青木 父が若いころにやっていた影響で、私が生まれるよりも前から兄2人が通っていた茅ヶ崎ラグビースクール(RS)に一緒に通い始めました。幼稚園の頃は、何も考えずに兄たちと一緒に通っていました。好きも嫌いもない。3番目の末っ子長女にとっては唯一の選択肢でした。

 そのころは、はっきり言ってラグビーは嫌いでしたね。周りはみんな男の子。男の子は基本的にがさつじゃないですか(笑)。女子だけのバレーボールチームや、クラシックバレエに通っている子が羨ましかった。

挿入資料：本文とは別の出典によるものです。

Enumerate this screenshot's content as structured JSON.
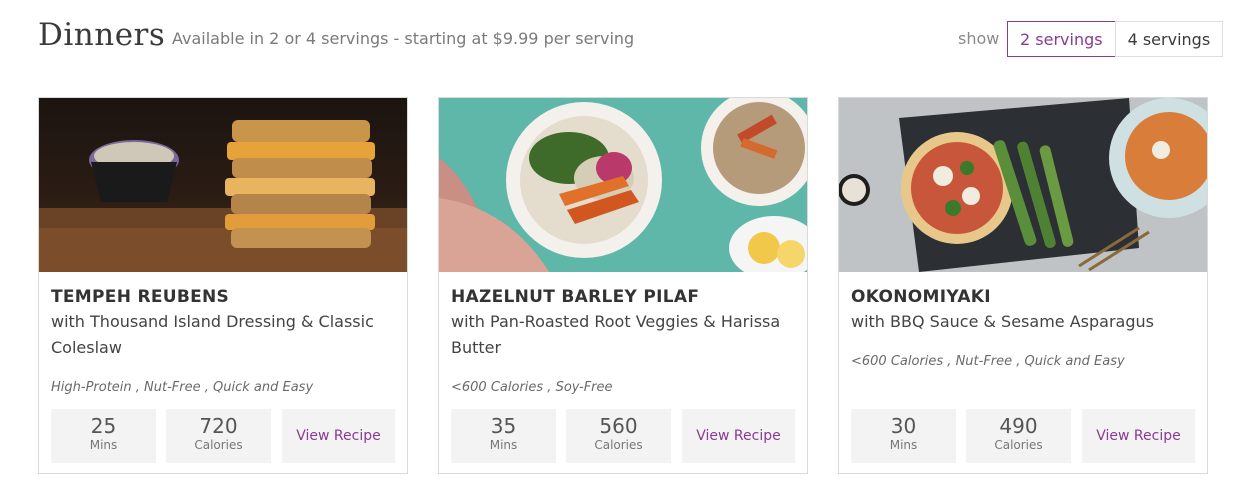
{
  "header": {
    "title": "Dinners",
    "subtitle": "Available in 2 or 4 servings - starting at $9.99 per serving",
    "show_label": "show",
    "servings_options": [
      "2 servings",
      "4 servings"
    ],
    "selected_servings": "2 servings"
  },
  "accent_color": "#8a3a94",
  "recipes": [
    {
      "title": "TEMPEH REUBENS",
      "description": "with Thousand Island Dressing & Classic Coleslaw",
      "tags": "High-Protein , Nut-Free , Quick and Easy",
      "mins": "25",
      "mins_label": "Mins",
      "calories": "720",
      "calories_label": "Calories",
      "button": "View Recipe"
    },
    {
      "title": "HAZELNUT BARLEY PILAF",
      "description": "with Pan-Roasted Root Veggies & Harissa Butter",
      "tags": "<600 Calories , Soy-Free",
      "mins": "35",
      "mins_label": "Mins",
      "calories": "560",
      "calories_label": "Calories",
      "button": "View Recipe"
    },
    {
      "title": "OKONOMIYAKI",
      "description": "with BBQ Sauce & Sesame Asparagus",
      "tags": "<600 Calories , Nut-Free , Quick and Easy",
      "mins": "30",
      "mins_label": "Mins",
      "calories": "490",
      "calories_label": "Calories",
      "button": "View Recipe"
    }
  ]
}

でも3人兄妹の末っ子には何の権限もないんです(苦笑)。

 初めてラグビーが楽しいと思ったのは小学6年のときです。夏合宿の練習試合で、初めて男の子に勝った。タックルで男の子を仰向けに倒したんです。コーチが「いいぞラン! すごいタックルだ!」と褒めてくれた。嬉しかったですね。

 3歳でラグビーを始めてから8年、私にはラグビーで褒められた記憶がなかったんです。褒められたのは「休まずに練習に来てくれて偉いね」といった、競技とは関係ない話だけ。かといって怒られたこともなかった。大事にされていたのだと思う。周りの男の子たちも、怪我をさせないようにとか、がさつなりに気を使ってくれていたんだと思いますね。

 ただ、怒られも褒められもしないと、目標もなくなるんです。周りの男の子たちは、ラグビーが上手になって、強い高校や大学へ行きたい、中には日本代表になりたいと大きなことを言う子もいたけれど、女の子にそんな未来の夢は描けなかった。

 小学校高学年になった頃からは、ラグビースクールへ行くと「蘭はラグビーいつまでやるの?」と聞かれるようになったし、両親は保護者仲間から「蘭ちゃんにはいつまでラグビーやらせるの?」と聞かれていた。女の子はラグビーをやめるものと決めつけられているんですね。8年かけて、やっとラグビーが好きになってきた矢先だったのに……。当時のポジションはフォワードのロックで、スクラムでは男の子のお尻とお尻の間に頭を突っ込んでいました。思春期女子にとってはビミョーな役目ですが(笑)。でもラグビーは楽しかった。楽しさがわかり始めてきたころだったんです。